L’UNICEF France et le Samu social viennent de publier un rapport alarmant sous le titre « Grandir sans chez soi – Quand l’absence de domicile met en péril la santé mentale des enfants ».

Leur enquête met en lumière une réalité qu’on ne veut pas voir : « En France, le 22 août 2022, plus de 42 000 enfants vivaient dans des hébergements d’urgence, des abris de fortune ou dans la rue (…) Ces enfants connaissent des réalités très différentes mais sont tous confrontés à la précarité inhérente à l’exclusion liée au logement. »
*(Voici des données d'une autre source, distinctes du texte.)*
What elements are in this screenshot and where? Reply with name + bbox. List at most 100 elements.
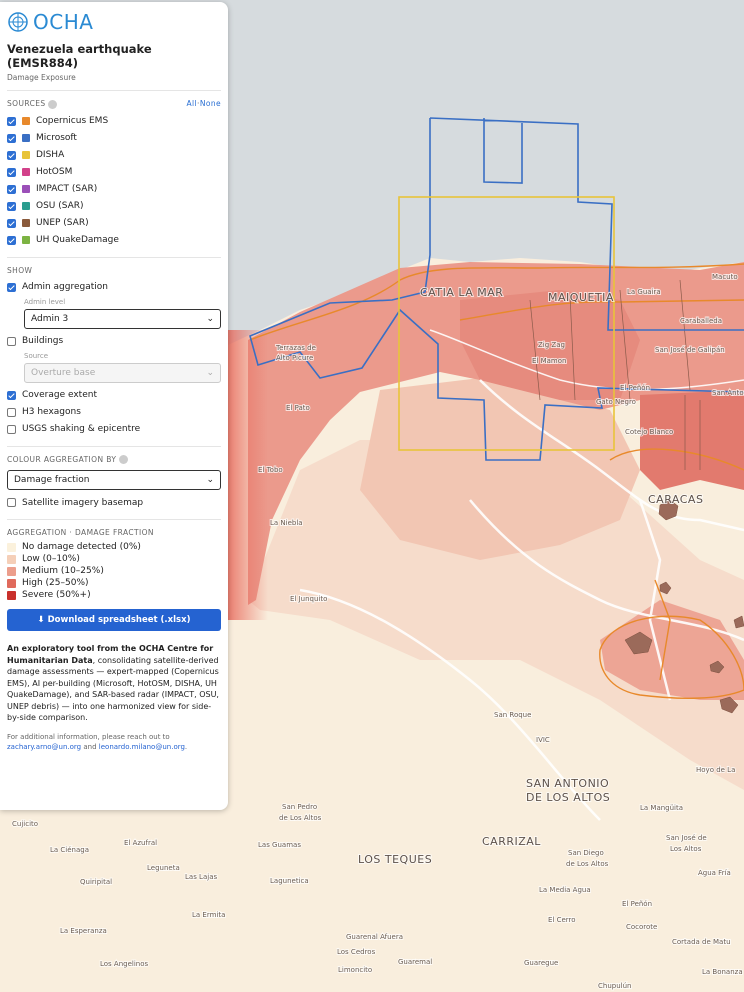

Selon les auteurs, « cette précarité qui se décline au pluriel (précarité des conditions de vie, économique, sociale, administrative, etc.) engendre des conséquences graves sur la santé mentale des enfants ».

Ce constat honteux concerne la France, 5e puissance mondiale, dit-on.

En 1946, un grand cinéaste (hélas oublié), Eli Lotar, avait filmé la misère des enfants d’Aubervilliers. Jacques Prévert avait écrit un très beau texte pour son documentaire, interprété magnifiquement par Germaine Montero sur une musique de Kosma :

« Gentils enfants d’Aubervilliers 

Vous plongez la tête la première 

Dans les eaux grasses de la misère

Où flottent les vieux morceaux de liège 

Avec les pauvres vieux chats crevés 

Mais votre jeunesse vous protège 

Et vous êtes les privilégiés 

D’un monde hostile et sans pitié 

Le triste monde d’Aubervilliers 

Où sans cesse vos pères et mères 

Ont toujours toujours travaillé 

Pour échapper à la misère 

À la misère d’Aubervilliers 

À la misère du monde entier 

Gentils enfants d’Aubervilliers 

Gentils enfants des prolétaires 

Gentils enfants de la misère 

Gentils enfants du monde entier 

Gentils enfants d’Aubervilliers 

C’est les vacances et c’est l’été 

Mais pour vous le bord de la mer 

La Côte d’Azur et le grand air 

C’est la poussière d’Aubervilliers

Et vous jetez sur le pavé 

Les pauvres dés de la misère 

Et de l’enfance désœuvrée 

Et qui pourrait vous en blâmer 

Gentils enfants d’Aubervilliers 

Gentils enfants des prolétaires 

Gentils enfants de la misère 

Gentils enfants d’Aubervilliers. »

Soixante-quinze ans plus tard, les gentils enfants de la misère sont partout : 1500 dorment dans la rue et 42 000 dans des hôtels ou des foyers.

Les gentils enfants d‘Aubervilliers sont de retour ; Eli Lotar n’est plus là pour témoigner de leur misère. Jacques Prévert non plus. L’UNICEF a publié un rapport que le président de la République et son gouvernement ne liront sans doute jamais ; le libéralisme secrète la misère comme le foie secrète la bile. Ce serait naturel, dans l’ordre des choses.

Quand les droits humains les plus élémentaires ne sont plus assurés pour tous, c’est la démocratie qui est malade. Les gentils enfants nous accusent tous d’accepter ce monde rongé par la misère.